Читать «Самые страшные войска» онлайн - страница 9

Александр Витальевич Скутин

Итак – зима. Дружно храпит дорожное воинство: водители самосвалов, бульдозеристы, экскаваторщики. Дорожно-строительная колонна. Или просто дурколонна, как нас называли.

Я проснулся от собачьего холода. Было уже седьмой час. В принципе, должен быть подъем, но в вагончике-камбузе все равно раньше восьми завтрак не будет готов, так что час-полтора еще поспать можно. Вот только холодно, не уснешь уже. Я слышал, что все уже давно проснулись, и ворочаются под одеялами, пытаясь согреться. Хрен тут согреешься – печку затопить надо. Дрова есть, встал бы кто-нибудь, растопил, что ли. Похоже, что остальных тешила та же мысль, вставать никто не хотел. Охота была из-под одеяла в еще больший холод вылезать, одеваться, с дровами возиться!

Холод – мой главный враг на Севере. Мне приходилось голыми руками в 40-градусный мороз закручивать болты на МАЗовском кардане (там мелкая резьба и в рукавицах гайки не закрутишь).

Я отдирал от ноги примерзшие обледеневшие портянки. Трижды за два года обмораживал пальцы на руках, к счастью, не очень сильно.

И постоянно боялся замерзнуть (прецеденты у нас бывали). Иногда вдруг на тебя наваливалось сладкое оцепенение, уходила боль, усталость, заботы. Тебя охватывало блаженное состояние и легкое, сладостное головокружение. В таких случаях я рывком встряхивался, боялся, что вот так однажды не очнусь и замерзну. Было и легкое сожаление: а может лучше было б и не просыпаться, чтоб не видеть эту гнусную, мерзкую действительность.

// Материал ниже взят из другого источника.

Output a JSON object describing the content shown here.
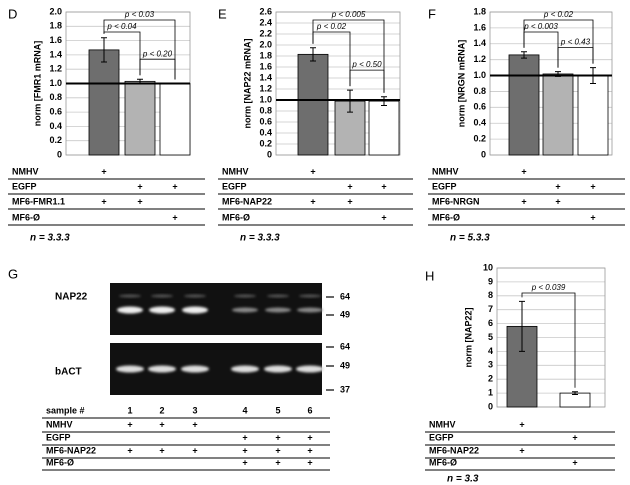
{
  "sign": "+",
  "chart_data": [
    {
      "type": "bar",
      "panel": "D",
      "ylabel": "norm [FMR1 mRNA]",
      "ylim": [
        0,
        2
      ],
      "yticks": [
        0,
        0.2,
        0.4,
        0.6,
        0.8,
        {
          "value": 1,
          "label": "1.0"
        },
        1.2,
        1.4,
        1.6,
        1.8,
        {
          "value": 2,
          "label": "2.0"
        }
      ],
      "grid": true,
      "reference_line": 1,
      "values": [
        1.47,
        1.03,
        1.0
      ],
      "errors": [
        0.17,
        0.03,
        0
      ],
      "colors": [
        "#6e6e6e",
        "#b3b3b3",
        "#ffffff"
      ],
      "annotations": [
        "p < 0.03",
        "p < 0.04",
        "p < 0.20"
      ],
      "table": {
        "rows": [
          {
            "label": "NMHV",
            "plus": [
              true,
              false,
              false
            ]
          },
          {
            "label": "EGFP",
            "plus": [
              false,
              true,
              true
            ]
          },
          {
            "label": "MF6-FMR1.1",
            "plus": [
              true,
              true,
              false
            ]
          },
          {
            "label": "MF6-Ø",
            "plus": [
              false,
              false,
              true
            ]
          }
        ]
      },
      "n": "n = 3.3.3"
    },
    {
      "type": "bar",
      "panel": "E",
      "ylabel": "norm [NAP22 mRNA]",
      "ylim": [
        0,
        2.6
      ],
      "yticks": [
        0,
        0.2,
        0.4,
        0.6,
        0.8,
        {
          "value": 1,
          "label": "1.0"
        },
        1.2,
        1.4,
        1.6,
        1.8,
        {
          "value": 2,
          "label": "2.0"
        },
        2.2,
        2.4,
        2.6
      ],
      "grid": true,
      "reference_line": 1,
      "values": [
        1.83,
        0.98,
        0.98
      ],
      "errors": [
        0.12,
        0.2,
        0.08
      ],
      "colors": [
        "#6e6e6e",
        "#b3b3b3",
        "#ffffff"
      ],
      "annotations": [
        "p < 0.005",
        "p < 0.02",
        "p < 0.50"
      ],
      "table": {
        "rows": [
          {
            "label": "NMHV",
            "plus": [
              true,
              false,
              false
            ]
          },
          {
            "label": "EGFP",
            "plus": [
              false,
              true,
              true
            ]
          },
          {
            "label": "MF6-NAP22",
            "plus": [
              true,
              true,
              false
            ]
          },
          {
            "label": "MF6-Ø",
            "plus": [
              false,
              false,
              true
            ]
          }
        ]
      },
      "n": "n = 3.3.3"
    },
    {
      "type": "bar",
      "panel": "F",
      "ylabel": "norm [NRGN mRNA]",
      "ylim": [
        0,
        1.8
      ],
      "yticks": [
        0,
        0.2,
        0.4,
        0.6,
        0.8,
        {
          "value": 1,
          "label": "1.0"
        },
        1.2,
        1.4,
        1.6,
        1.8
      ],
      "grid": true,
      "reference_line": 1,
      "values": [
        1.26,
        1.02,
        1.0
      ],
      "errors": [
        0.04,
        0.03,
        0.1
      ],
      "colors": [
        "#6e6e6e",
        "#b3b3b3",
        "#ffffff"
      ],
      "annotations": [
        "p < 0.02",
        "p < 0.003",
        "p < 0.43"
      ],
      "table": {
        "rows": [
          {
            "label": "NMHV",
            "plus": [
              true,
              false,
              false
            ]
          },
          {
            "label": "EGFP",
            "plus": [
              false,
              true,
              true
            ]
          },
          {
            "label": "MF6-NRGN",
            "plus": [
              true,
              true,
              false
            ]
          },
          {
            "label": "MF6-Ø",
            "plus": [
              false,
              false,
              true
            ]
          }
        ]
      },
      "n": "n = 5.3.3"
    },
    {
      "type": "bar",
      "panel": "H",
      "ylabel": "norm [NAP22]",
      "ylim": [
        0,
        10
      ],
      "yticks": [
        0,
        1,
        2,
        3,
        4,
        5,
        6,
        7,
        8,
        9,
        10
      ],
      "grid": true,
      "values": [
        5.8,
        1.0
      ],
      "errors": [
        1.8,
        0.1
      ],
      "colors": [
        "#6e6e6e",
        "#ffffff"
      ],
      "annotations": [
        "p < 0.039"
      ],
      "table": {
        "rows": [
          {
            "label": "NMHV",
            "plus": [
              true,
              false
            ]
          },
          {
            "label": "EGFP",
            "plus": [
              false,
              true
            ]
          },
          {
            "label": "MF6-NAP22",
            "plus": [
              true,
              false
            ]
          },
          {
            "label": "MF6-Ø",
            "plus": [
              false,
              true
            ]
          }
        ]
      },
      "n": "n = 3.3"
    }
  ],
  "blot": {
    "panel": "G",
    "bands": [
      "NAP22",
      "bACT"
    ],
    "markers_top": [
      "64",
      "49"
    ],
    "markers_bottom": [
      "64",
      "49",
      "37"
    ],
    "table": {
      "samples_label": "sample #",
      "samples": [
        "1",
        "2",
        "3",
        "4",
        "5",
        "6"
      ],
      "rows": [
        {
          "label": "NMHV",
          "plus": [
            true,
            true,
            true,
            false,
            false,
            false
          ]
        },
        {
          "label": "EGFP",
          "plus": [
            false,
            false,
            false,
            true,
            true,
            true
          ]
        },
        {
          "label": "MF6-NAP22",
          "plus": [
            true,
            true,
            true,
            true,
            true,
            true
          ]
        },
        {
          "label": "MF6-Ø",
          "plus": [
            false,
            false,
            false,
            true,
            true,
            true
          ]
        }
      ]
    }
  }
}
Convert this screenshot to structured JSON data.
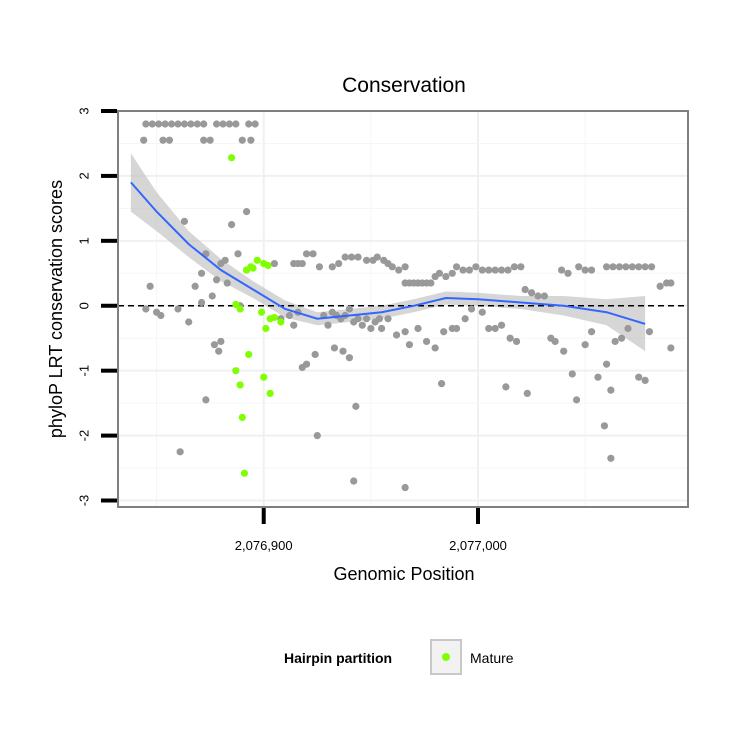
{
  "chart_data": {
    "type": "scatter",
    "title": "Conservation",
    "xlabel": "Genomic Position",
    "ylabel": "phyloP LRT conservation scores",
    "xlim": [
      2076832,
      2077098
    ],
    "ylim": [
      -3.1,
      3.0
    ],
    "x_ticks": [
      {
        "value": 2076900,
        "label": "2,076,900"
      },
      {
        "value": 2077000,
        "label": "2,077,000"
      }
    ],
    "y_ticks": [
      {
        "value": 3,
        "label": "3"
      },
      {
        "value": 2,
        "label": "2"
      },
      {
        "value": 1,
        "label": "1"
      },
      {
        "value": 0,
        "label": "0"
      },
      {
        "value": -1,
        "label": "-1"
      },
      {
        "value": -2,
        "label": "-2"
      },
      {
        "value": -3,
        "label": "-3"
      }
    ],
    "grid": true,
    "reference_line": {
      "y": 0,
      "style": "dashed"
    },
    "colors": {
      "other": "#999999",
      "mature": "#7FFF00",
      "smooth": "#3366FF",
      "band": "#bbbbbb"
    },
    "legend": {
      "title": "Hairpin partition",
      "position": "bottom",
      "entries": [
        "Mature"
      ]
    },
    "series": [
      {
        "name": "Other",
        "points": [
          [
            2076845,
            2.8
          ],
          [
            2076848,
            2.8
          ],
          [
            2076851,
            2.8
          ],
          [
            2076854,
            2.8
          ],
          [
            2076857,
            2.8
          ],
          [
            2076860,
            2.8
          ],
          [
            2076863,
            2.8
          ],
          [
            2076866,
            2.8
          ],
          [
            2076869,
            2.8
          ],
          [
            2076872,
            2.8
          ],
          [
            2076878,
            2.8
          ],
          [
            2076881,
            2.8
          ],
          [
            2076884,
            2.8
          ],
          [
            2076887,
            2.8
          ],
          [
            2076893,
            2.8
          ],
          [
            2076896,
            2.8
          ],
          [
            2076844,
            2.55
          ],
          [
            2076853,
            2.55
          ],
          [
            2076856,
            2.55
          ],
          [
            2076872,
            2.55
          ],
          [
            2076875,
            2.55
          ],
          [
            2076890,
            2.55
          ],
          [
            2076894,
            2.55
          ],
          [
            2076863,
            1.3
          ],
          [
            2076892,
            1.45
          ],
          [
            2076885,
            1.25
          ],
          [
            2076873,
            0.8
          ],
          [
            2076888,
            0.8
          ],
          [
            2076880,
            0.65
          ],
          [
            2076882,
            0.7
          ],
          [
            2076871,
            0.5
          ],
          [
            2076868,
            0.3
          ],
          [
            2076847,
            0.3
          ],
          [
            2076892,
            0.55
          ],
          [
            2076905,
            0.65
          ],
          [
            2076878,
            0.4
          ],
          [
            2076883,
            0.35
          ],
          [
            2076845,
            -0.05
          ],
          [
            2076850,
            -0.1
          ],
          [
            2076852,
            -0.15
          ],
          [
            2076860,
            -0.05
          ],
          [
            2076865,
            -0.25
          ],
          [
            2076871,
            0.05
          ],
          [
            2076876,
            0.15
          ],
          [
            2076877,
            -0.6
          ],
          [
            2076880,
            -0.55
          ],
          [
            2076879,
            -0.7
          ],
          [
            2076873,
            -1.45
          ],
          [
            2076861,
            -2.25
          ],
          [
            2076889,
            0.0
          ],
          [
            2076914,
            0.65
          ],
          [
            2076916,
            0.65
          ],
          [
            2076918,
            0.65
          ],
          [
            2076920,
            0.8
          ],
          [
            2076923,
            0.8
          ],
          [
            2076926,
            0.6
          ],
          [
            2076932,
            0.6
          ],
          [
            2076935,
            0.65
          ],
          [
            2076938,
            0.75
          ],
          [
            2076941,
            0.75
          ],
          [
            2076944,
            0.75
          ],
          [
            2076908,
            -0.2
          ],
          [
            2076912,
            -0.15
          ],
          [
            2076914,
            -0.3
          ],
          [
            2076916,
            -0.1
          ],
          [
            2076918,
            -0.95
          ],
          [
            2076920,
            -0.9
          ],
          [
            2076924,
            -0.75
          ],
          [
            2076928,
            -0.15
          ],
          [
            2076930,
            -0.3
          ],
          [
            2076932,
            -0.1
          ],
          [
            2076934,
            -0.15
          ],
          [
            2076936,
            -0.2
          ],
          [
            2076938,
            -0.15
          ],
          [
            2076940,
            -0.05
          ],
          [
            2076942,
            -0.25
          ],
          [
            2076944,
            -0.2
          ],
          [
            2076946,
            -0.3
          ],
          [
            2076948,
            -0.2
          ],
          [
            2076950,
            -0.35
          ],
          [
            2076952,
            -0.25
          ],
          [
            2076954,
            -0.2
          ],
          [
            2076937,
            -0.7
          ],
          [
            2076933,
            -0.65
          ],
          [
            2076940,
            -0.8
          ],
          [
            2076925,
            -2.0
          ],
          [
            2076943,
            -1.55
          ],
          [
            2076942,
            -2.7
          ],
          [
            2076948,
            0.7
          ],
          [
            2076951,
            0.7
          ],
          [
            2076953,
            0.75
          ],
          [
            2076956,
            0.7
          ],
          [
            2076958,
            0.65
          ],
          [
            2076960,
            0.6
          ],
          [
            2076963,
            0.55
          ],
          [
            2076966,
            0.6
          ],
          [
            2076962,
            -0.45
          ],
          [
            2076966,
            -0.4
          ],
          [
            2076968,
            -0.6
          ],
          [
            2076972,
            -0.35
          ],
          [
            2076976,
            -0.55
          ],
          [
            2076958,
            -0.2
          ],
          [
            2076955,
            -0.35
          ],
          [
            2076966,
            -2.8
          ],
          [
            2076966,
            0.35
          ],
          [
            2076968,
            0.35
          ],
          [
            2076970,
            0.35
          ],
          [
            2076972,
            0.35
          ],
          [
            2076974,
            0.35
          ],
          [
            2076976,
            0.35
          ],
          [
            2076978,
            0.35
          ],
          [
            2076980,
            0.45
          ],
          [
            2076982,
            0.5
          ],
          [
            2076985,
            0.45
          ],
          [
            2076988,
            0.5
          ],
          [
            2076990,
            0.6
          ],
          [
            2076993,
            0.55
          ],
          [
            2076996,
            0.55
          ],
          [
            2076999,
            0.6
          ],
          [
            2077002,
            0.55
          ],
          [
            2077005,
            0.55
          ],
          [
            2077008,
            0.55
          ],
          [
            2077011,
            0.55
          ],
          [
            2077014,
            0.55
          ],
          [
            2077017,
            0.6
          ],
          [
            2077020,
            0.6
          ],
          [
            2076980,
            -0.65
          ],
          [
            2076984,
            -0.4
          ],
          [
            2076988,
            -0.35
          ],
          [
            2076990,
            -0.35
          ],
          [
            2076994,
            -0.2
          ],
          [
            2076997,
            -0.05
          ],
          [
            2077002,
            -0.1
          ],
          [
            2077005,
            -0.35
          ],
          [
            2077008,
            -0.35
          ],
          [
            2077011,
            -0.3
          ],
          [
            2077015,
            -0.5
          ],
          [
            2077018,
            -0.55
          ],
          [
            2077022,
            0.25
          ],
          [
            2077025,
            0.2
          ],
          [
            2077028,
            0.15
          ],
          [
            2077031,
            0.15
          ],
          [
            2076983,
            -1.2
          ],
          [
            2077013,
            -1.25
          ],
          [
            2077023,
            -1.35
          ],
          [
            2077039,
            0.55
          ],
          [
            2077042,
            0.5
          ],
          [
            2077047,
            0.6
          ],
          [
            2077050,
            0.55
          ],
          [
            2077053,
            0.55
          ],
          [
            2077060,
            0.6
          ],
          [
            2077063,
            0.6
          ],
          [
            2077066,
            0.6
          ],
          [
            2077069,
            0.6
          ],
          [
            2077072,
            0.6
          ],
          [
            2077075,
            0.6
          ],
          [
            2077078,
            0.6
          ],
          [
            2077081,
            0.6
          ],
          [
            2077085,
            0.3
          ],
          [
            2077088,
            0.35
          ],
          [
            2077090,
            0.35
          ],
          [
            2077034,
            -0.5
          ],
          [
            2077036,
            -0.55
          ],
          [
            2077040,
            -0.7
          ],
          [
            2077044,
            -1.05
          ],
          [
            2077046,
            -1.45
          ],
          [
            2077050,
            -0.6
          ],
          [
            2077053,
            -0.4
          ],
          [
            2077056,
            -1.1
          ],
          [
            2077060,
            -0.9
          ],
          [
            2077064,
            -0.55
          ],
          [
            2077067,
            -0.5
          ],
          [
            2077070,
            -0.35
          ],
          [
            2077075,
            -1.1
          ],
          [
            2077078,
            -1.15
          ],
          [
            2077090,
            -0.65
          ],
          [
            2077059,
            -1.85
          ],
          [
            2077062,
            -2.35
          ],
          [
            2077062,
            -1.3
          ],
          [
            2077080,
            -0.4
          ]
        ]
      },
      {
        "name": "Mature",
        "points": [
          [
            2076885,
            2.28
          ],
          [
            2076892,
            0.55
          ],
          [
            2076894,
            0.6
          ],
          [
            2076895,
            0.58
          ],
          [
            2076897,
            0.7
          ],
          [
            2076900,
            0.65
          ],
          [
            2076902,
            0.62
          ],
          [
            2076887,
            0.02
          ],
          [
            2076889,
            -0.05
          ],
          [
            2076899,
            -0.1
          ],
          [
            2076903,
            -0.2
          ],
          [
            2076905,
            -0.18
          ],
          [
            2076908,
            -0.25
          ],
          [
            2076901,
            -0.35
          ],
          [
            2076893,
            -0.75
          ],
          [
            2076887,
            -1.0
          ],
          [
            2076889,
            -1.22
          ],
          [
            2076900,
            -1.1
          ],
          [
            2076903,
            -1.35
          ],
          [
            2076890,
            -1.72
          ],
          [
            2076891,
            -2.58
          ]
        ]
      }
    ],
    "smooth_fit": {
      "x": [
        2076838,
        2076850,
        2076865,
        2076880,
        2076895,
        2076910,
        2076925,
        2076940,
        2076955,
        2076970,
        2076985,
        2077000,
        2077020,
        2077040,
        2077060,
        2077078
      ],
      "y": [
        1.9,
        1.45,
        0.95,
        0.55,
        0.25,
        -0.05,
        -0.2,
        -0.15,
        -0.1,
        0.0,
        0.12,
        0.1,
        0.05,
        0.0,
        -0.1,
        -0.28
      ],
      "lower": [
        1.45,
        1.15,
        0.75,
        0.38,
        0.12,
        -0.18,
        -0.3,
        -0.25,
        -0.2,
        -0.1,
        0.02,
        0.0,
        -0.05,
        -0.15,
        -0.3,
        -0.7
      ],
      "upper": [
        2.35,
        1.75,
        1.15,
        0.72,
        0.38,
        0.08,
        -0.1,
        -0.05,
        0.0,
        0.1,
        0.22,
        0.2,
        0.15,
        0.15,
        0.1,
        0.15
      ]
    }
  }
}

Холод я бы еще долго терпел, но приспичило на улицу по малой нужде, это от холода бывает такое.

Никуда не денешься, придется вылезать из-под одеяла, одеваться, идти на улицу. В отличие от зубной боли эта боль сама не пройдет.

Я быстро сбегал за вагончик, до ближайшей елки, забросал следы от желтых струек снегом и вернулся обратно.

В обоих кубриках тихо переговаривались, никто уже не притворялся спящим. Расчет верный – раз уж я встал, то растоплю печку, все равно согреться надо. Я открыл топку, стал загружать ее дровами. Сверху полил их соляркой из баночки, чтобы лучше разгорались. Двери в кубрики были закрыты, ребята меня не видели, поэтому они притихли, прислушиваясь к моей возне с печкой.

Наша печка имела паскудный характер, пока не прогреется дымоход дым идет не в трубу, а обратно, через поддувало в вагончик. Я поджег дрова и дым потянуло в вагончик. Тамбур стал наполняться отвратительной соляровой гарью. Я открыл дверь на улицу, чтобы проветрить.

– Саня, кто там пришел? – крикнули из кубрика.

Я среагировал мгновенно (Сейчас вам устрою дешевую жизнь!):

– Здравия желаю, товарищ полковник! – громко, четко так сказал.

И прикрыл дверь.

И моментально в обоих кубриках все вскочили, стали судорожно одеваться, кто-то спрыгнул кому-то на ногу и получил за это в морду, слабо пискнув. Кто-то перепутал ватные штаны, у кого-то запропастилась шапка. Наконец, все оделись, и сели на койках, боясь выглянуть, вдруг комбат еще возле вагончика.

Я зашел в кубрик, скинул валенки и, довольный собой, растянулся на одеяле. Людям гадость – на сердце радость. Не хотели печку топить!